A log merge must be a cross merge of multiple logs by time. The merged log should be:

00:15:00 from Log1.
00:15:00 from Log2.
00:16:00 from Log1.
00:17:00 from Log3.
00:18:00 from Log2.
00:19:00 from Log1.
....

How do I combine multiple log files?

The following is an example of the standard CLF format log (Apache):

The log format for Apche is this:

%h%l%u%t "%r"%>s%b

Specific examples:

111.222.111.222--[03/apr/2002:10:30:17 +0800]
"Get/index.html http/1.1" 200 419

The simplest idea is to read all the logs and then sort by the time fields in the log

Cat Log1 log2 log3 |sort-k 4-t ""

Comments:

-T "": The log field split symbol is a space
-K 4: Sorted by the 4th field, which is:
[03/apr/2002:10:30:17 +0800] This field
-O Log_all: Output to log_all this file

But this is less efficient, you know. If a service already needs to use load balancing, its service's single log number is more than tens, the size of hundreds of m, so that multiple hundreds of m of the log to be sorted, the machine load can be thought of ...

There is an optimized way to know that even though a single log itself is already a "sorted by time" file, sort provides an optimized consolidation algorithm for sorting this sort of file: Using the-M merge merge option.

Therefore, merging the 3 log files in such a format log1 log2 Log3 and outputting them to Log_all is a good way to:

Sort-m-T ""-K 4-o log_all log1 log2 log3

Comments:

-M: Using the merge optimization algorithm

Note: The merged log output is best compressed and then sent to Webalizer for processing.

Some systems can handle 2G of files, and some cannot. Some programs can handle files larger than 2G, and some cannot. Try to avoid files larger than 2G unless you are sure that all of the programs and operating systems involved in the process can handle such files. Therefore, if the output of the file is greater than 2G, it is best to the log gzip and then sent to the Webalizer processing: More than 2G file system error in the analysis process is more likely, and gzip can significantly reduce the analysis during the I/O operation.

This is achieved by the chronological merging of the logs.

3, the rotation mechanism of the log let us care about the data source problem: Webalizer is actually a monthly statistical tool to support incremental statistics: So for large services, I can be a day to the Apache log merged to Webalizer statistics. How does the Web log truncate by day (like 00:00:00 midnight every day)?
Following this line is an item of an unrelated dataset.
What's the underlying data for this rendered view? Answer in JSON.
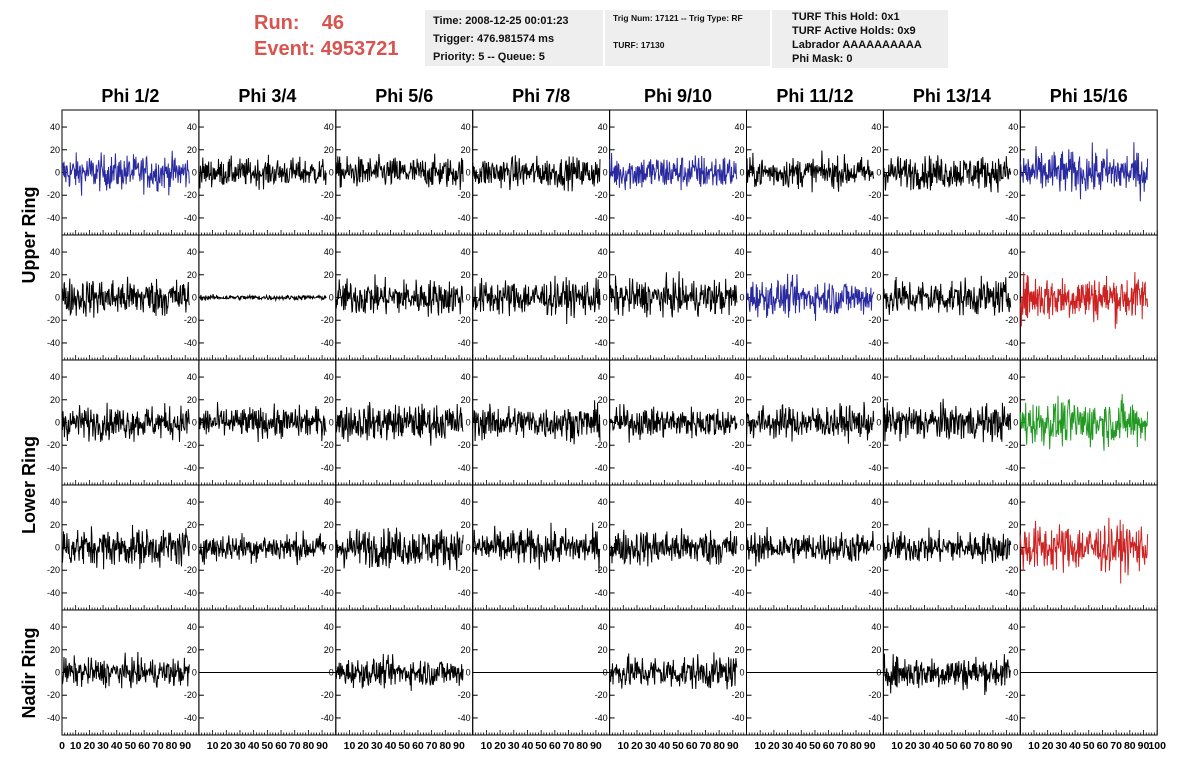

If you use crontab every day: Back up the log access_log_yesterday daily 0 o'clock on time

Mv/path/to/apache/log/access_log/path/to/apache/log/access_log_yesterday

Words: You also need: immediately run: Apache restart otherwise: Apache will be because of the log file handle lost do not know where to log records. This file will be affected by the daily midnight restart of the Apache service.

Contact Us

The content source of this page is from Internet, which doesn't represent Alibaba Cloud's opinion; products and services mentioned on that page don't have any relationship with Alibaba Cloud. If the content of the page makes you feel confusing, please write us an email, we will handle the problem within 5 days after receiving your email.

If you find any instances of plagiarism from the community, please send an email to: info-contact@alibabacloud.com and provide relevant evidence. A staff member will contact you within 5 working days.

A Free Trial That Lets You Build Big!

Start building with 50+ products and up to 12 months usage for Elastic Compute Service

  • Sales Support

    1 on 1 presale consultation

  • After-Sales Support

    24/7 Technical Support 6 Free Tickets per Quarter Faster Response

  • Alibaba Cloud offers highly flexible support services tailored to meet your exact needs.